Durant quatre jours les immersions s’enchaînent à raison de deux par jour : Les « jumeaux » avec leurs immenses bancs de vivaneaux jaune vif, le petit banc du Castor et ses incessants défilés de carangues trop furtives pour en reconnaître la marque, le banc d’Ankarea où des colonies de langoustes curieuses ont élu domicile dans le foisonnement moussu du corail noir… On pourrait imaginer pire comme première étape. D’autant qu’une visite sur la Grande Mitsio nous conduit à travers le village jusqu’au sommet de l’île où des petits bergers galopent pieds nus dans les cailloux après quelque chèvre égarée. Devant nous, l’archipel tout entier s’offre dans les ultimes lueurs mauves du soleil au déclin. Ultime récompense, les quelques langoustes négociées un peu plus tôt par le chef aux pêcheurs du village se sont invitées à la table de Sésame. Qui donc s’en plaindrait ?
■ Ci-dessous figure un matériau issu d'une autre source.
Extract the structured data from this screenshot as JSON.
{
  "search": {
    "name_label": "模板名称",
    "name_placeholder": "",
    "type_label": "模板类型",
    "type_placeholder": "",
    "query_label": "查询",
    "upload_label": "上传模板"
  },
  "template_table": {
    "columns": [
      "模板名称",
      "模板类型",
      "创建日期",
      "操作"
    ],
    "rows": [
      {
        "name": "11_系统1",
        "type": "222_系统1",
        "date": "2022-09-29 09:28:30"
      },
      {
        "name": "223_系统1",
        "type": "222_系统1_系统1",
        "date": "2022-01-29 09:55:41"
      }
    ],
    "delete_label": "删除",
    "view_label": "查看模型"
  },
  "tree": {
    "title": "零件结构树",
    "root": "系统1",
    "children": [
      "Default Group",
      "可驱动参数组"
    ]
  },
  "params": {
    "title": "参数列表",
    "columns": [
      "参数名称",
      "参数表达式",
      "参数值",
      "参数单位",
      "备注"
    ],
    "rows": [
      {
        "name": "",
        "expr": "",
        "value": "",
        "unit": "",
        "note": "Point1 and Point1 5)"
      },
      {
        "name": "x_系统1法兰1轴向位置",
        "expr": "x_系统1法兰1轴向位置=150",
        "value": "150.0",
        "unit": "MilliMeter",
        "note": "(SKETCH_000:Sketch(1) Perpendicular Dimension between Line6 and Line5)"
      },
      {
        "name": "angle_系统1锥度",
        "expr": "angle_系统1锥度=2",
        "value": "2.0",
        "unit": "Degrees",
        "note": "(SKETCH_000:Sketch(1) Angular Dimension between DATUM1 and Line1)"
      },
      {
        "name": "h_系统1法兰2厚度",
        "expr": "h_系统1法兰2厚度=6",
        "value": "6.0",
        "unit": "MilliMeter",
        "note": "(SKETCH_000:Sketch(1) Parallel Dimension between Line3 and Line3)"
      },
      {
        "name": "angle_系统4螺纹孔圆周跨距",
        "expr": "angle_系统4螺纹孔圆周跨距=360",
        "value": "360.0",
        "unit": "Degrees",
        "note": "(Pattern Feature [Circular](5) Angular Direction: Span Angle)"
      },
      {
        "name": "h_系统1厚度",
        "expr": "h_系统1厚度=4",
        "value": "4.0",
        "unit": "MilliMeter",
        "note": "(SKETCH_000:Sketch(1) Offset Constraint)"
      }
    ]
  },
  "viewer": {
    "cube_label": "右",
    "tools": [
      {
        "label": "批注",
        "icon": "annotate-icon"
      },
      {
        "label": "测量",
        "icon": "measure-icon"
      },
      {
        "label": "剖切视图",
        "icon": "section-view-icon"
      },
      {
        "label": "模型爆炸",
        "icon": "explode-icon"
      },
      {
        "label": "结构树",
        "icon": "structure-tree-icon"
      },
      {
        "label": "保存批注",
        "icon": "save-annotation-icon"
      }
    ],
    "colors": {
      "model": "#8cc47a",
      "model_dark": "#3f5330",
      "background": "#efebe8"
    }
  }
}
Notre trop brève incursion dans l’archipel s’achève sur le Banc des 4-frères où, par 18 m de fond, nous sommes quasiment digérés par des milliers de poissons fusiliers multicolores en groupes compacts, masse protéiforme que rien ne semble pouvoir intimider, pas même nos assourdissants panaches de bulles. Point final, une superbe tortue à écailles vient nous donner un ultime spectacle avant que nous reprenions le chemin de la surface.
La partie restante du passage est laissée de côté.